Ralf Baechle wrote:
On Wed, Oct 22, 2008 at 02:35:21AM +0100, Maciej W. Rozycki wrote:
This probe is necessary, because for a VIVT I-cache, code from there may
be executed even if there is no mapping stored for the virtual address of
the instruction in the TLB anymore. However this trap handler wants to
read the instruction word from the memory and obviously this goes through
the D-cache which is not virtually tagged. As such a TLB refill exception
would happen if the mapping was indeed absent.
However, please note that this piece of code runs at the exception level
and therefore such a scenario would qualify as a nested exception. Which
means the general exception vector would be used and the TLBL or TLBS
handler invoked as appropriate. Neither of which are currently prepared
to do a refill. Changing that would be rather trivial as it boils down to
checking the value of cp0.index.p and executiong TLBWR rather than TLBWI
as usual, but that is in the fast path, so we do not want to waste cycles
for such a corner case as RDHWR emulation.

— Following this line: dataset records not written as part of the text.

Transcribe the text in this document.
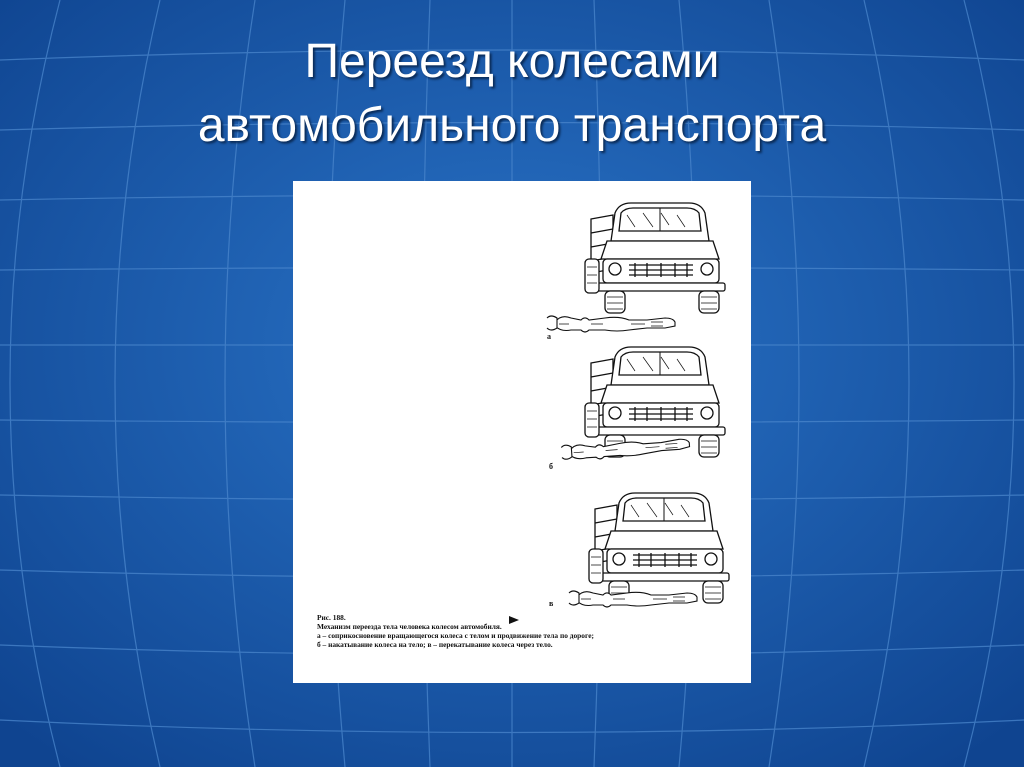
Переезд колесами
автомобильного транспорта
а
б
в
Рис. 188.
Механизм переезда тела человека колесом автомобиля.
а – соприкосновение вращающегося колеса с телом и продвижение тела по дороге;
б – накатывание колеса на тело; в – перекатывание колеса через тело.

To clarify, this behaviour of hitting in an VIVT I-cache even though there
is no address translation in the TLB is allowed but not required by the
the MIPS architecture spec. From a software perspective it's a bit
quirky but it allows faster pipeline implementations. The currently
supported VIVT I-cache processors are the SB1, 20K and 25K. The SB1
has this behaviour; of the 20K and 25K I don't know.
And to perhaps clarify even more, the octeon too has this property, so
the probe of the TLB is needed there.